Livvy laughed. “Me, too, Mama. I forgot my wallet. You’ll have to dust off the old credit card. I could use some maternity clothes, too.”
Mama thwopped the back of Livvy’s head. “Smart aleck. Come on. It’s going to rain.”
The three of them took off down the street, arm in arm, their voices sounding like a swarm of bees.
Mira hung back. “So,” she said softly. “Are you going to be okay with this?”
Angie loved her sister for daring to ask the obvious. “I haven’t been in a maternity shop for a long time.”
“I know.”
Angie looked down the street. The ironwork sign for Mother-and-Child hung at an angle above the sidewalk. The last time she’d been inside the store had been with her sisters. Angie had been pregnant then, and smiling had come easily. She turned to Mira. “I’ll be okay,” she said, realizing as she said the words that they contained the truth. It might hurt a bit, might remind her of a few of her harder times, but those feelings were part of who she was, and in the end, it was more hurtful to run away than to face them. “I want to be there for Lauren. She needs me.”
Mira’s smile was soft and held only the merest worry. “Good for you.”
“Yeah,” Angie said, smiling, “good for me.”
Still, she took her sister’s arm and held on to it for support.
TWENTY-EIGHT
Spring came early to West End. A cold, rainy winter set the stage for riotous color. When the sun finally dared to peek through the gray layer of clouds, the landscape changed before your very eyes. Bright purple crocuses came first, popping up through the bleak, hard earth. Then the hillsides turned green, and trees unfurled the splendor of baby leaves. Daffodils bloomed along every roadside, created spots of color amid the runaway salal.
Lauren bloomed as well. She’d gained almost fifteen pounds already. Any day now she expected her obstetrician to start frowning at the weighing-in debacle. She moved more slowly, too. Sometimes at the restaurant she had to pause outside the kitchen door and catch her breath. Walking from table to table had become an Olympic caliber event.
And that wasn’t the worst of it. Her feet hurt. She went to the bathroom more often than a beer-drinking alcoholic, and gas seemed to be burning a permanent hole through the middle of her chest. She burped constantly.
By April she’d begun to face the question: What next?
She’d been bumping along for the last few months, looking only as far ahead as her next shift at the restaurant or her next date with David. But now—again—he’d asked her the Big Question, and she knew it was time to stop avoiding the obvious.
“Well?” David said, nudging her.
They were cuddled close on the sofa, their arms entwined.
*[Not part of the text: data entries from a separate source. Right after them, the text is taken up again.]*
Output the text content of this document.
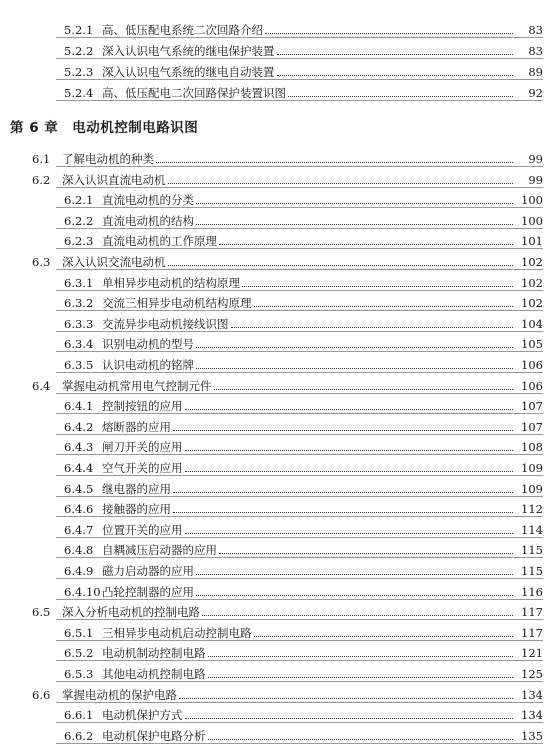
5.2.1 高、低压配电系统二次回路介绍	83
5.2.2 深入认识电气系统的继电保护装置	83
5.2.3 深入认识电气系统的继电自动装置	89
5.2.4 高、低压配电二次回路保护装置识图	92
第 6 章 电动机控制电路识图
6.1	了解电动机的种类	99
6.2	深入认识直流电动机	99
6.2.1 直流电动机的分类	100
6.2.2 直流电动机的结构	100
6.2.3 直流电动机的工作原理	101
6.3	深入认识交流电动机	102
6.3.1 单相异步电动机的结构原理	102
6.3.2 交流三相异步电动机结构原理	102
6.3.3 交流异步电动机接线识图	104
6.3.4 识别电动机的型号	105
6.3.5 认识电动机的铭牌	106
6.4	掌握电动机常用电气控制元件	106
6.4.1 控制按钮的应用	107
6.4.2 熔断器的应用	107
6.4.3 闸刀开关的应用	108
6.4.4 空气开关的应用	109
6.4.5 继电器的应用	109
6.4.6 接触器的应用	112
6.4.7 位置开关的应用	114
6.4.8 自耦减压启动器的应用	115
6.4.9 磁力启动器的应用	115
6.4.10 凸轮控制器的应用	116
6.5	深入分析电动机的控制电路	117
6.5.1 三相异步电动机启动控制电路	117
6.5.2 电动机制动控制电路	121
6.5.3 其他电动机控制电路	125
6.6	掌握电动机的保护电路	134
6.6.1 电动机保护方式	134
6.6.2 电动机保护电路分析	135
A fire crackled in the hearth.
“I don’t know,” she said softly. The three words were beginning to wear out their welcome.
“My mom said she talked to the lawyer again last week. He has several couples who are dying to raise it.”
“Not it, David. Our baby.”
He made a heavy sound. “I know, Lo. Believe me, I know.”
She lifted her face toward his. “Could you really do it? Just walk away from our baby, I mean?”
He untangled himself from her and got to his feet. “I don’t know what you want from me, Lauren.” His voice cracked. She realized suddenly that he was near tears.
She went to him, stood behind him, and put her arms around his waist. She couldn’t get close enough; her belly was so big. The baby kicked her, a featherlight flutter.
“What kind of parents would we be?” David asked, not turning to look at her. “If we give up college, what will we do? How will we afford—”
She slipped around to face him. This was one answer she had. “You’re going to Stanford. No matter what.”
“I’m supposed to just leave,” he said dully.
Lauren looked up into his watery eyes. She wanted to tell him it would all work out, that their love would always see them through, but she felt too small right now to reach for the words, and the tiny tap-tap-tap in her stomach reminded her of how different this moment was for each of them.
She would lose him if she kept their child.
Hard choices, Angie had said to her once. How was it that Lauren hadn’t truly understood that until this moment?
She was going to say something—she wasn’t sure what—when the doorbell rang.
She sighed heavily, extricating herself from his embrace. “Coming.”
She opened the door and saw Ernie, the mailman. He held several small packages and a bunch of letters.
“Here you go.”
“Thanks.” She put the packages on the table by the door and flipped through the letters. One was addressed to her.
“It’s from USC,” she said, feeling her heart lurch. She’d forgotten about her applications in all the craziness of the past few weeks.
David moved toward her. He looked as scared and nervous as she felt. “You know you got in,” he said, and she loved him for that confidence.